In February of 2008, an entire conference was held in Jerusalem that dealt with Bertha Pappenheim.

Ahoti feminist org 521 (photo credit: Lauren Laines)
Ahoti feminist org 521
(photo credit: Lauren Laines)
In February of 2008, an entire conference was held in Jerusalem that dealt with Bertha Pappenheim. It consisted of sessions devoted to different aspects of her life, ranging from social work to German Jewish history to psychoanalysis. While it is no easy task to try to sum up Pappenheim’s life, there is no doubt that it merits serious attention.
In 1859, a third daughter was born in Vienna to a wealthy Hungarian merchant and his wife who had roots in Frankfurt. Bertha felt that her birth was a disappointment to the Pappenheims; her brother’s appearance the following year was a far more joyous event in this religious family. This son was doted upon, although the girls were not exactly neglected. Their formal education was obtained in private (non-Jewish) schools, and private tutors were employed by families of their status. A young lady was expected to complete high school, prepare her trousseau and wed, anticipating a life of leisure.
This option was entirely inappropriate for Pappenheim, the intellectual polyglot, who was nursing her dying father around 1880. The boredom she experienced (and her father’s death) led to psychological problems that were treated by Josef Breuer for two years. He discussed the case, known as that of Anna O., with his colleague, Sigmund Freud; the diagnosis was hysteria. Her therapist noted her strong social consciousness, but Victorian society had no outlets for women with such proclivities. In the following years, Pappenheim slowly recuperated while seeking a means to express herself.
In the 1890s, she began to read the German feminist periodical and to publish short stories and plays using a pseudonym (Paul Berthold). In addition, she published translations of the 18th-century British feminist work A Vindication of the Rights of Women by Mary Wollstonecraft; the 16th-century Bible for women, Tsene-rene; and a collection of medieval folk tales. Other writings include books dealing with women’s education, anti-Semitism, Jewish prostitution and white slavery.
At the same time, she became involved in charity work and organized a nursery school, sewing classes, an orphanage where she served as house mother for 12 years and later as director, and a club, “Care by Women.”
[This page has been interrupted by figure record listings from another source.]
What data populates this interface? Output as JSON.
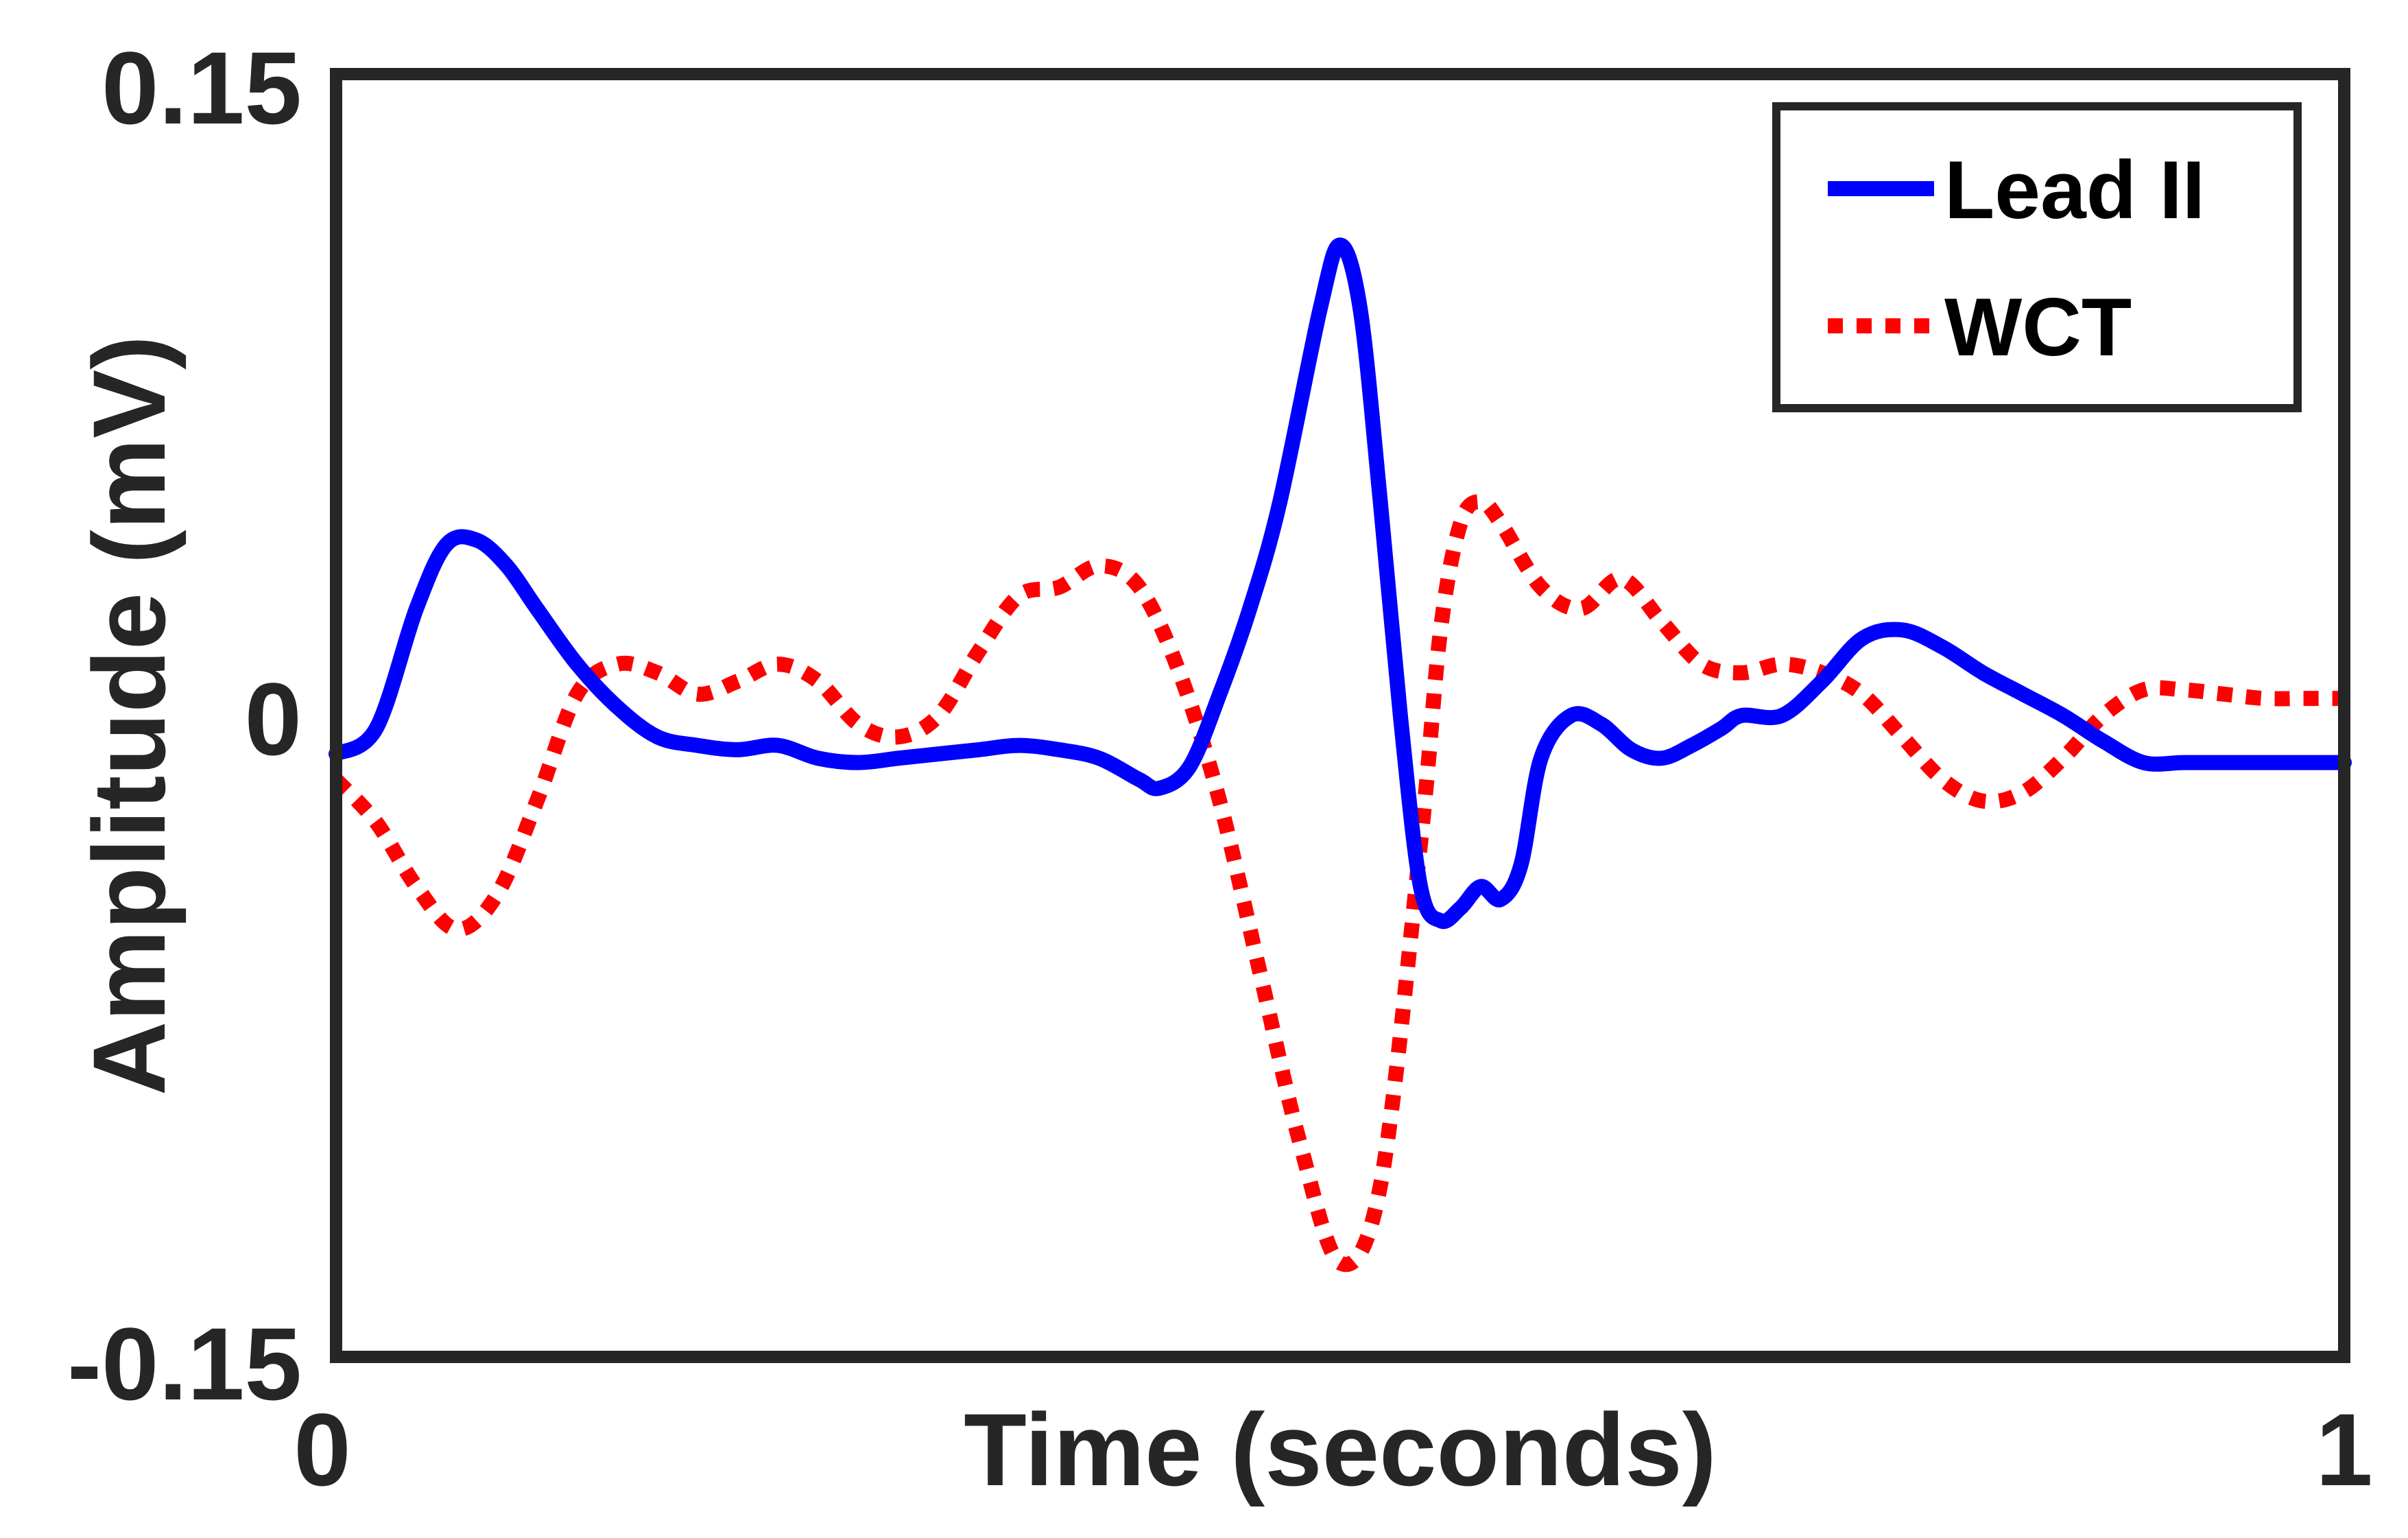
{
  "chart_data": {
    "type": "line",
    "title": "",
    "xlabel": "Time (seconds)",
    "ylabel": "Amplitude (mV)",
    "xlim": [
      0,
      1
    ],
    "ylim": [
      -0.15,
      0.15
    ],
    "x_ticks": [
      "0",
      "1"
    ],
    "y_ticks": [
      "-0.15",
      "0",
      "0.15"
    ],
    "grid": false,
    "legend_position": "top-right",
    "series": [
      {
        "name": "Lead II",
        "color": "#0000ff",
        "line_style": "solid",
        "x": [
          0,
          0.02,
          0.04,
          0.055,
          0.07,
          0.085,
          0.1,
          0.12,
          0.14,
          0.16,
          0.18,
          0.2,
          0.22,
          0.24,
          0.26,
          0.28,
          0.3,
          0.32,
          0.34,
          0.36,
          0.38,
          0.4,
          0.41,
          0.425,
          0.44,
          0.455,
          0.47,
          0.49,
          0.5,
          0.51,
          0.52,
          0.53,
          0.54,
          0.55,
          0.56,
          0.57,
          0.58,
          0.59,
          0.6,
          0.615,
          0.63,
          0.645,
          0.66,
          0.675,
          0.69,
          0.7,
          0.72,
          0.74,
          0.76,
          0.78,
          0.8,
          0.82,
          0.84,
          0.86,
          0.88,
          0.9,
          0.92,
          0.94,
          0.96,
          0.98,
          1.0
        ],
        "values": [
          -0.009,
          -0.003,
          0.025,
          0.04,
          0.041,
          0.035,
          0.025,
          0.012,
          0.002,
          -0.005,
          -0.007,
          -0.008,
          -0.007,
          -0.01,
          -0.011,
          -0.01,
          -0.009,
          -0.008,
          -0.007,
          -0.008,
          -0.01,
          -0.015,
          -0.017,
          -0.012,
          0.005,
          0.025,
          0.05,
          0.095,
          0.11,
          0.095,
          0.05,
          0.0,
          -0.04,
          -0.048,
          -0.045,
          -0.04,
          -0.043,
          -0.035,
          -0.01,
          0.0,
          -0.002,
          -0.008,
          -0.01,
          -0.007,
          -0.003,
          0.0,
          0.0,
          0.008,
          0.018,
          0.02,
          0.016,
          0.01,
          0.005,
          0.0,
          -0.006,
          -0.011,
          -0.011,
          -0.011,
          -0.011,
          -0.011,
          -0.011
        ]
      },
      {
        "name": "WCT",
        "color": "#ff0000",
        "line_style": "dotted",
        "x": [
          0,
          0.02,
          0.04,
          0.06,
          0.08,
          0.1,
          0.12,
          0.14,
          0.16,
          0.18,
          0.2,
          0.22,
          0.24,
          0.26,
          0.28,
          0.3,
          0.32,
          0.34,
          0.36,
          0.38,
          0.4,
          0.42,
          0.44,
          0.46,
          0.48,
          0.5,
          0.52,
          0.54,
          0.55,
          0.56,
          0.57,
          0.58,
          0.6,
          0.62,
          0.64,
          0.66,
          0.68,
          0.7,
          0.72,
          0.74,
          0.76,
          0.78,
          0.8,
          0.82,
          0.84,
          0.86,
          0.88,
          0.9,
          0.92,
          0.94,
          0.96,
          0.98,
          1.0
        ],
        "values": [
          -0.015,
          -0.025,
          -0.04,
          -0.05,
          -0.042,
          -0.02,
          0.005,
          0.012,
          0.01,
          0.005,
          0.008,
          0.012,
          0.008,
          -0.002,
          -0.005,
          0.0,
          0.015,
          0.028,
          0.03,
          0.035,
          0.03,
          0.01,
          -0.02,
          -0.06,
          -0.1,
          -0.128,
          -0.11,
          -0.03,
          0.02,
          0.045,
          0.05,
          0.045,
          0.03,
          0.025,
          0.032,
          0.022,
          0.012,
          0.01,
          0.012,
          0.01,
          0.005,
          -0.005,
          -0.015,
          -0.02,
          -0.018,
          -0.01,
          0.0,
          0.006,
          0.006,
          0.005,
          0.004,
          0.004,
          0.004
        ]
      }
    ]
  }
}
Pappenheim had tremendous vision, planning sophisticated enterprises that included social and employment services to provide less fortunate women and girls with training and jobs.
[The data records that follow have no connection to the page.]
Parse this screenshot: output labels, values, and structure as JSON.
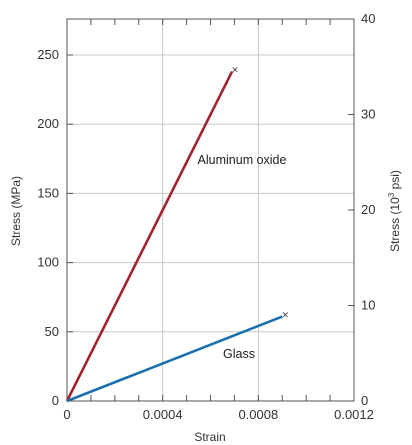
{
  "chart_data": {
    "type": "line",
    "title": "",
    "xlabel": "Strain",
    "ylabel": "Stress (MPa)",
    "y2label": {
      "pre": "Stress (10",
      "sup": "3",
      "post": " psi)"
    },
    "xlim": [
      0,
      0.0012
    ],
    "ylim": [
      0,
      276
    ],
    "y2lim": [
      0,
      40
    ],
    "x_ticks": [
      0,
      0.0004,
      0.0008,
      0.0012
    ],
    "x_tick_labels": [
      "0",
      "0.0004",
      "0.0008",
      "0.0012"
    ],
    "x_minor_step": 0.0001,
    "y_ticks": [
      0,
      50,
      100,
      150,
      200,
      250
    ],
    "y_tick_labels": [
      "0",
      "50",
      "100",
      "150",
      "200",
      "250"
    ],
    "y2_ticks": [
      0,
      10,
      20,
      30,
      40
    ],
    "y2_tick_labels": [
      "0",
      "10",
      "20",
      "30",
      "40"
    ],
    "grid": true,
    "series": [
      {
        "name": "Aluminum oxide",
        "color": "#a0252b",
        "x": [
          0,
          0.00069
        ],
        "y": [
          0,
          238
        ],
        "fracture_marker": "×"
      },
      {
        "name": "Glass",
        "color": "#1a6fae",
        "x": [
          0,
          0.0009
        ],
        "y": [
          0,
          61
        ],
        "fracture_marker": "×"
      }
    ]
  }
}
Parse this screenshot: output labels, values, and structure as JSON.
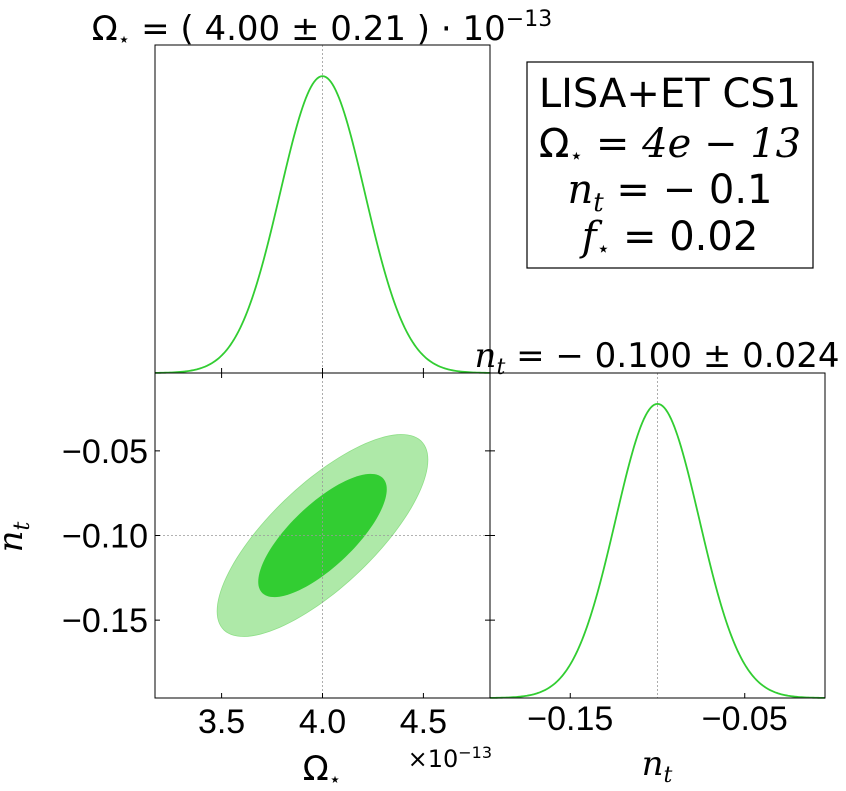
{
  "colors": {
    "line": "#32cd32",
    "inner_fill": "#32cd32",
    "outer_fill": "#aee9a8",
    "truth_line": "#999999",
    "axes": "#000000"
  },
  "titles": {
    "omega": {
      "symbol": "Ω",
      "sub": "⋆",
      "text": " = ( 4.00 ± 0.21 ) · 10",
      "sup": "−13"
    },
    "nt": {
      "symbol": "n",
      "sub": "t",
      "text": " = − 0.100 ± 0.024"
    }
  },
  "legend": {
    "line1": "LISA+ET CS1",
    "line2": {
      "symbol": "Ω",
      "sub": "⋆",
      "text": " = 4e − 13"
    },
    "line3": {
      "symbol": "n",
      "sub": "t",
      "text": " = − 0.1"
    },
    "line4": {
      "symbol": "f",
      "sub": "⋆",
      "text": " = 0.02"
    }
  },
  "axis_labels": {
    "x_omega": {
      "symbol": "Ω",
      "sub": "⋆"
    },
    "x_nt": {
      "symbol": "n",
      "sub": "t"
    },
    "y_nt": {
      "symbol": "n",
      "sub": "t"
    },
    "offset": {
      "text": "×10",
      "sup": "−13"
    }
  },
  "chart_data": {
    "type": "corner",
    "parameters": [
      {
        "name": "Ω⋆",
        "mean": 4.0,
        "sigma": 0.21,
        "truth": 4.0,
        "unit_scale": "1e-13",
        "range": [
          3.17,
          4.83
        ],
        "ticks": [
          3.5,
          4.0,
          4.5
        ],
        "tick_labels": [
          "3.5",
          "4.0",
          "4.5"
        ]
      },
      {
        "name": "n_t",
        "mean": -0.1,
        "sigma": 0.024,
        "truth": -0.1,
        "range": [
          -0.196,
          -0.004
        ],
        "y_ticks": [
          -0.05,
          -0.1,
          -0.15
        ],
        "y_tick_labels": [
          "−0.05",
          "−0.10",
          "−0.15"
        ],
        "x_ticks": [
          -0.15,
          -0.05
        ],
        "x_tick_labels": [
          "−0.15",
          "−0.05"
        ]
      }
    ],
    "correlation": 0.75,
    "contour_levels": [
      "68%",
      "95%"
    ],
    "grid": false
  }
}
In 1904, she founded the League of Jewish Women, a national organization modeled after the German Christian women’s organizations. She convinced middle-class women to volunteer in order to enrich their own lives.
Her charm and charisma attracted numerous bourgeoisie women; by 1914, membership reached 35,000, and the number climbed to 50,000 in the 1920s. She was the group’s leader until 1924 (the Nazis dissolved it in 1938).
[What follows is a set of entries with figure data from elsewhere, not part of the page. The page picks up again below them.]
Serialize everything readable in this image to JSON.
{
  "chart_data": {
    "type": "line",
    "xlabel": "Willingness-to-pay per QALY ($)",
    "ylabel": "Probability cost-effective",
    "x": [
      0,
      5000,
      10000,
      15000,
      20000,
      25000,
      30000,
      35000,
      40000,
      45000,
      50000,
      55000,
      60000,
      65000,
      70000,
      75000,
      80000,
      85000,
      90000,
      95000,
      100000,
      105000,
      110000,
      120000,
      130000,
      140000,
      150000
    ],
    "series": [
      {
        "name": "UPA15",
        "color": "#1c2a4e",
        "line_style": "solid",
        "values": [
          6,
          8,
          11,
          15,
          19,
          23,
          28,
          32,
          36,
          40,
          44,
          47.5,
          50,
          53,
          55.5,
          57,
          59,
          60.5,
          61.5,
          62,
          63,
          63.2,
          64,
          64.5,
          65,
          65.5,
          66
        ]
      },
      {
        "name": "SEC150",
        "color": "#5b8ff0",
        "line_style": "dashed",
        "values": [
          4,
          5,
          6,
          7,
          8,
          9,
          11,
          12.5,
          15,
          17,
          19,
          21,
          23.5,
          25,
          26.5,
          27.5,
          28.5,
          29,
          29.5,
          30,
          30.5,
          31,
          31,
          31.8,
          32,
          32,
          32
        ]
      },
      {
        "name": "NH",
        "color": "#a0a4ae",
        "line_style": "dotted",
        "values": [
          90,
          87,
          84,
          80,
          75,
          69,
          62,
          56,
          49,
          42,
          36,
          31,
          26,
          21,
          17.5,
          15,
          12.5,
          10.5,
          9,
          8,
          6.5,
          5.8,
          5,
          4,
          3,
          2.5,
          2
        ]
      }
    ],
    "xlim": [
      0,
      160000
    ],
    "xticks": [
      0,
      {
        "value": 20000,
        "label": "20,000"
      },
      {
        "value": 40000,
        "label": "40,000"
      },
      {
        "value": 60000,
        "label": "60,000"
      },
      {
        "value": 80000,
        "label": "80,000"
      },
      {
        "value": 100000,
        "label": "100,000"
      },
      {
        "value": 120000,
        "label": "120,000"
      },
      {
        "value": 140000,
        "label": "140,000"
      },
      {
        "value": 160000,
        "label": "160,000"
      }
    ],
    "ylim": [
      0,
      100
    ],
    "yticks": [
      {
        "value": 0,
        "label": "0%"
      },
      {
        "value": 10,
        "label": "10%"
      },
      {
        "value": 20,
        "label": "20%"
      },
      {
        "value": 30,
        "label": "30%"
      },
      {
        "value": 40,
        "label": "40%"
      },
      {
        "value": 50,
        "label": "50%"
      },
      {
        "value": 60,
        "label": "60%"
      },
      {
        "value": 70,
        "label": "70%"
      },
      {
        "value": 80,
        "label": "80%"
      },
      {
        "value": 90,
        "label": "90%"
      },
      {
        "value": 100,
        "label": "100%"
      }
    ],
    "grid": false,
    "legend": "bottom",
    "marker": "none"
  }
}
As pointed out by Marion Kaplan (see: The Making of the Jewish Middle Class, Oxford, 1991, and her other publications), Pappenheim realized the potential power of organizing women and aimed to awaken a feminist consciousness along with a sense of solidarity.
She engaged in three major campaigns: fighting “white slavery” (aiding unwed mothers, prostitutes and illegitimate children), helping women train for careers and seeking equality for Jewish women in communal affairs. It was no easy feat for her to remain Orthodox while stationed at the forefront of feminism; her organization advocated equal rights for women in religious as well as secular realms.
Illustrating the impression Pappenheim made on German society, the government issued a stamp in her honor.
Although she required time to find her way, she ultimately became a selfless, charitable, idealistic and energetic mover and shaker. A woman lacking a role model for herself actually became one. Despite her unmarried status, she considered the children in the orphanage “her children.” Perhaps it would not have been possible for her to function as she did if she had been married.
Pappenheim had a lovely sense of humor as well, and the idea that she might best be remembered as Anna O. would probably have amused this sophisticated, charming, insightful German Jewish feminist.
The writer is a professor of Jewish history and the dean at the Schechter Institute, as well as academic editor of the journal Nashim. She has published books and articles on Sephardi and Oriental Jewry and on Jewish women.